I'm not sure if there is a hard upper limit, but I can share a terrible experience I had while trying to troubleshoot someone's 1.7 cluster three weeks ago. Though it had many problems including severe memory pressure, the biggest problem seemed to be that the cluster state wasn't getting propagated in a timely manner.

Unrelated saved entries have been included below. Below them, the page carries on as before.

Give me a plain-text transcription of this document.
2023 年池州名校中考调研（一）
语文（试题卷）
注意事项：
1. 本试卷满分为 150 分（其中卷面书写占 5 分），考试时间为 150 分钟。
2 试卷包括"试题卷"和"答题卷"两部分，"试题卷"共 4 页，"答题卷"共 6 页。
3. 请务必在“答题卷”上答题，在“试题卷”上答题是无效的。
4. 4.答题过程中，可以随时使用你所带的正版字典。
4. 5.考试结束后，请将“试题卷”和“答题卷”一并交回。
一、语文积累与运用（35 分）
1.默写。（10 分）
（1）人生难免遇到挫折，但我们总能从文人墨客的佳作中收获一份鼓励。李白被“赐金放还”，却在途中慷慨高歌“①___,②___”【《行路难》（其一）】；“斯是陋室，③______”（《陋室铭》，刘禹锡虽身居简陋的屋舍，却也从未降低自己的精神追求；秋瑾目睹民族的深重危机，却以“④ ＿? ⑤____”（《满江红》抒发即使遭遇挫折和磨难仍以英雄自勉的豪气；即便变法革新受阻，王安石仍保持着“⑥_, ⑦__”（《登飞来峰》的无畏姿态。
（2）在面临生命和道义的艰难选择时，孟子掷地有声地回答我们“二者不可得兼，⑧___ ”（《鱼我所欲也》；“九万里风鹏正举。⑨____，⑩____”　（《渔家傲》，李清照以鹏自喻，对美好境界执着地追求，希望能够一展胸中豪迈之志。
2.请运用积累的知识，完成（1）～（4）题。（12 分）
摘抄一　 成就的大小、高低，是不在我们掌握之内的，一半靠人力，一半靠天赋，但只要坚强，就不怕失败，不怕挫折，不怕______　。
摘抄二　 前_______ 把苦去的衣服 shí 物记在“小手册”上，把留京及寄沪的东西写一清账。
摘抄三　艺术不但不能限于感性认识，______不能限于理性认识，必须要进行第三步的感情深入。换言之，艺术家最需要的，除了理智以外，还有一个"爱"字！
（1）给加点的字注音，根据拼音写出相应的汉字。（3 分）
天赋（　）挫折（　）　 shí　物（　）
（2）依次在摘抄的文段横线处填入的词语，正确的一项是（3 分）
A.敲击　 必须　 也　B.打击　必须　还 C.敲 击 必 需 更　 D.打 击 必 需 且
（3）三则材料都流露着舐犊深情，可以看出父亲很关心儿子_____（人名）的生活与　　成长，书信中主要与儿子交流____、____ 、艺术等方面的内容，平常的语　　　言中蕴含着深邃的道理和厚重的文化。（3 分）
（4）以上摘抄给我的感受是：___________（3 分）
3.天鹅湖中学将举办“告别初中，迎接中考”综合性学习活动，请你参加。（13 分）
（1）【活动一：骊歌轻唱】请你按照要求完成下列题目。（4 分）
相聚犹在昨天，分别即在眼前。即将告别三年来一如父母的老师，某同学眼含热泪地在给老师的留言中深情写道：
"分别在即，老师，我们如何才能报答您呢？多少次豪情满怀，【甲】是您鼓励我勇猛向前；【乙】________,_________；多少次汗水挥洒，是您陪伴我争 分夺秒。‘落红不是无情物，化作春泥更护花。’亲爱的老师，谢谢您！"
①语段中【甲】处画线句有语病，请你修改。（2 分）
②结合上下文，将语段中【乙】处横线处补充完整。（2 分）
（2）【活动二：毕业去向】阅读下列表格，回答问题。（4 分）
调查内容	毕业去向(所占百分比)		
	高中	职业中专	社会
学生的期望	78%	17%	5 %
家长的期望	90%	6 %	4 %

curl -XGET 'http://localhost:9200/_cluster/pending_tasks?pretty'
{
"tasks" : [ {
"insert_order" : 14670,
"priority" : "HIGH",
"source" : "update-mapping [terrible_index][result] / node [3TMP9qc7S-SXjr4leMpyKQ], order [1]",
"executing" : true,
"time_in_queue_millis" : 270763,
"time_in_queue" : "4.5m"
}, {
"insert_order" : 14671,
"priority" : "HIGH",
"source" : "update-mapping [terrible_index][result] / node [3TMP9qc7S-SXjr4leMpyKQ], order [2]",
"executing" : false,
"time_in_queue_millis" : 269696,
"time_in_queue" : "4.4m"
},
...
In https://www.elastic.co/guide/en/elasticsearch/guide/current/_pending_tasks.html, I found this tidbit:
Since a cluster can have only one master, only one node can ever process cluster-level metadata changes. For 99.9999% of the time, this is never a problem. The queue of metadata changes remains essentially zero.
In some _rare_ clusters, the number of metadata changes occurs faster than the master can process them.
Imagine my dismay when the queue I was looking at took 45 minutes to empty.
That index turned out to be pretty small at just 1100 documents. But the mapping JSON was 4 million lines long and growing. I deleted the index and everything has been green since. This cluster still has several hundred indices and ~3K shards, but I haven't seen any pending cluster tasks anymore.
So my pointer would be to check _cluster/pending_tasks
periodically to ensure your cluster isn't in the 0.0001%.